Frau Restle, wann weiß man, dass es Zeit ist, aufzuhören?

Dann, wenn es am schönsten ist. Und deswegen gönne ich mir diesen Luxus, jetzt, nach 32 Jahren, diese von mir sehr geliebte Institution in bellezza zu verlassen. Das Musikinstrumenten-Museum war ja schon allein aufgrund meiner langen Bleibezeit sehr deutlich mein Lebensinhalt. Aber jetzt müssen andere kommen, einiges besser und auch ihre Fehler machen. So wie ich. Das ist doch ganz normal. Neue Leute sollten jetzt mit neuen Ansichten auf die Sammlung schauen. Ich wollte nicht hier versteinern, sondern diesen Abschied gern selbst bestimmen. Mir ist es lieber, man fragt, warum geht sie denn schon? Als dass es heißt, wann ist die endlich weg?

Haben Sie das wirklich befürchtet?

Einfach war das nicht. Ich wollte für die Institution immer das Beste herausholen, damit Berlin und seine Museumslandschaft stets weiß, was für einen Solitär es hier am Kulturforum gibt. Jedermann sollte sich hier eingeladen fühlen: Fachleute, Erwachsene, Jugendliche und Kinder. Jede Zeit hat ihren ganz bestimmten Blick und ihre Fragen an die Artefakte von gestern. Damit habe ich es mir nicht leichtgemacht, aber auch alle, mit denen ich zusammengearbeitet habe, waren stets gefordert. Denn wenn ich mir etwas in den Kopf gesetzt habe, dann versuche ich es auch gegen alle Widerstände durchzusetzen. Und die gab es in einer so langen Zeit natürlich immer auch wieder.

 

Porträt einer jungen Frau am Piano

Conny Restle

Conny Restle, geboren in München, wuchs in einem kulturaffinen Umfeld auf, der Vater war Kunsthistoriker. Nach ihrem Abitur studierte sie von 1980 bis 1985 Musikwissenschaft, Lateinische Philologie des Mittelalters und Deutsche Philologie des Mittelalters an der Universität München.
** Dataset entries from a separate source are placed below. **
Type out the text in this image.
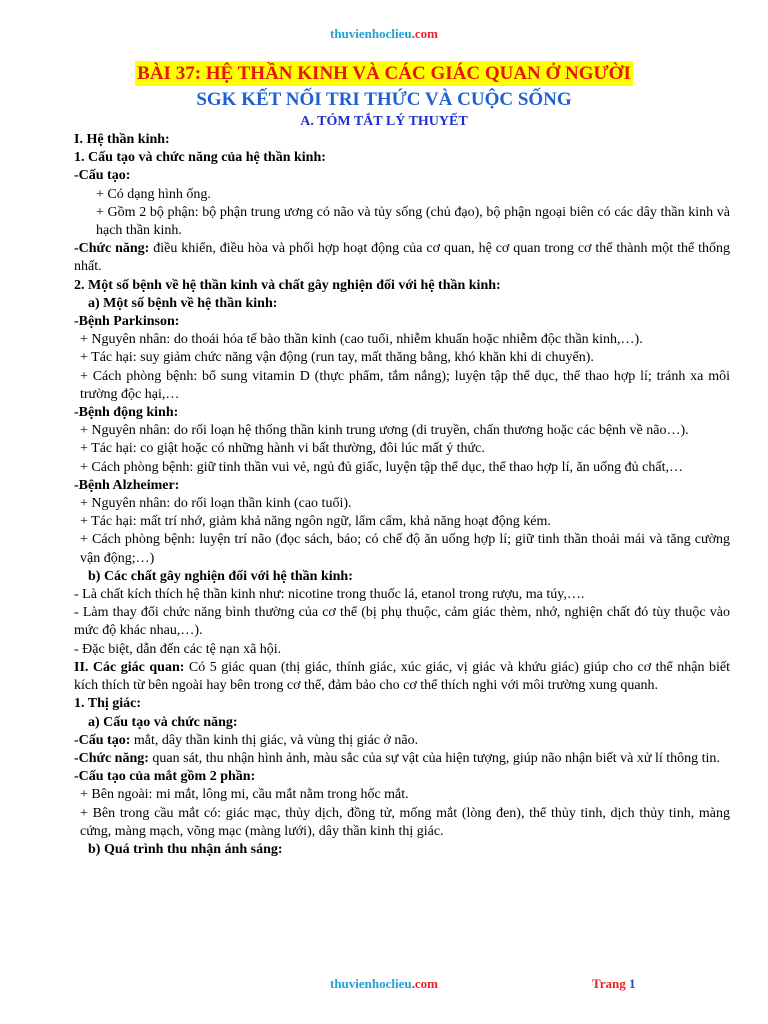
thuvienhoclieu.com
BÀI 37: HỆ THẦN KINH VÀ CÁC GIÁC QUAN Ở NGƯỜI
SGK KẾT NỐI TRI THỨC VÀ CUỘC SỐNG
A. TÓM TẮT LÝ THUYẾT

I. Hệ thần kinh:

1. Cấu tạo và chức năng của hệ thần kinh:

-Cấu tạo:

+ Có dạng hình ống.

+ Gồm 2 bộ phận: bộ phận trung ương có não và tủy sống (chủ đạo), bộ phận ngoại biên có các dây thần kinh và hạch thần kinh.

-Chức năng: điều khiển, điều hòa và phối hợp hoạt động của cơ quan, hệ cơ quan trong cơ thể thành một thể thống nhất.

2. Một số bệnh về hệ thần kinh và chất gây nghiện đối với hệ thần kinh:

a) Một số bệnh về hệ thần kinh:

-Bệnh Parkinson:

+ Nguyên nhân: do thoái hóa tế bào thần kinh (cao tuổi, nhiễm khuẩn hoặc nhiễm độc thần kinh,…).

+ Tác hại: suy giảm chức năng vận động (run tay, mất thăng bằng, khó khăn khi di chuyển).

+ Cách phòng bệnh: bổ sung vitamin D (thực phẩm, tắm nắng); luyện tập thể dục, thể thao hợp lí; tránh xa môi trường độc hại,…

-Bệnh động kinh:

+ Nguyên nhân: do rối loạn hệ thống thần kinh trung ương (di truyền, chấn thương hoặc các bệnh về não…).

+ Tác hại: co giật hoặc có những hành vi bất thường, đôi lúc mất ý thức.

+ Cách phòng bệnh: giữ tinh thần vui vẻ, ngủ đủ giấc, luyện tập thể dục, thể thao hợp lí, ăn uống đủ chất,…

-Bệnh Alzheimer:

+ Nguyên nhân: do rối loạn thần kinh (cao tuổi).

+ Tác hại: mất trí nhớ, giảm khả năng ngôn ngữ, lẩm cẩm, khả năng hoạt động kém.

+ Cách phòng bệnh: luyện trí não (đọc sách, báo; có chế độ ăn uống hợp lí; giữ tinh thần thoải mái và tăng cường vận động;…)

b) Các chất gây nghiện đối với hệ thần kinh:

- Là chất kích thích hệ thần kinh như: nicotine trong thuốc lá, etanol trong rượu, ma túy,….

- Làm thay đổi chức năng bình thường của cơ thể (bị phụ thuộc, cảm giác thèm, nhớ, nghiện chất đó tùy thuộc vào mức độ khác nhau,…).

- Đặc biệt, dẫn đến các tệ nạn xã hội.

II. Các giác quan: Có 5 giác quan (thị giác, thính giác, xúc giác, vị giác và khứu giác) giúp cho cơ thể nhận biết kích thích từ bên ngoài hay bên trong cơ thể, đảm bảo cho cơ thể thích nghi với môi trường xung quanh.

1. Thị giác:

a) Cấu tạo và chức năng:

-Cấu tạo: mắt, dây thần kinh thị giác, và vùng thị giác ở não.

-Chức năng: quan sát, thu nhận hình ảnh, màu sắc của sự vật của hiện tượng, giúp não nhận biết và xử lí thông tin.

-Cấu tạo của mắt gồm 2 phần:

+ Bên ngoài: mi mắt, lông mi, cầu mắt nằm trong hốc mắt.

+ Bên trong cầu mắt có: giác mạc, thủy dịch, đồng tử, mống mắt (lòng đen), thể thủy tinh, dịch thủy tinh, màng cứng, màng mạch, võng mạc (màng lưới), dây thần kinh thị giác.

b) Quá trình thu nhận ánh sáng:

thuvienhoclieu.com	Trang 1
Nach ihrem Abschluss arbeitete sie von 1986 bis 1989 u.a. bei der Gesellschaft für Bayerische Musikgeschichte. 1989 wurde sie im Fach Musikwissenschaft mit einer Arbeit über Bartolomeo Cristofori und die Anfänge des Hammerclaviers promoviert. Von 1989 bis 1991 war sie wissenschaftliche Assistentin und verantwortliche Koordination des Forschungsprojekts „Cembali – Hammerclaviere“ des Österreichischen Fonds zur Förderung der wissenschaftlichen Forschung in Wien.

1992 ging Restle an das Musikinstrumenten-Museum des Staatlichen Instituts für Musikforschung Berlin (SIMPK) und war dort seit 1994 als Leiterin, seit 2002 als Direktorin tätig. 2012 wurde sie Honorarprofessorin an der Universität der Künste Berlin. Zu ihren Forschungsschwerpunkten gehören neben den Tasteninstrumenten auch die Instrumente der Antike, des Mittelalters und des 16. bis frühen 20. Jahrhunderts. Außerdem widmete sie sich Forschungen zur Akustik und zur Historischen Aufführungspraxis.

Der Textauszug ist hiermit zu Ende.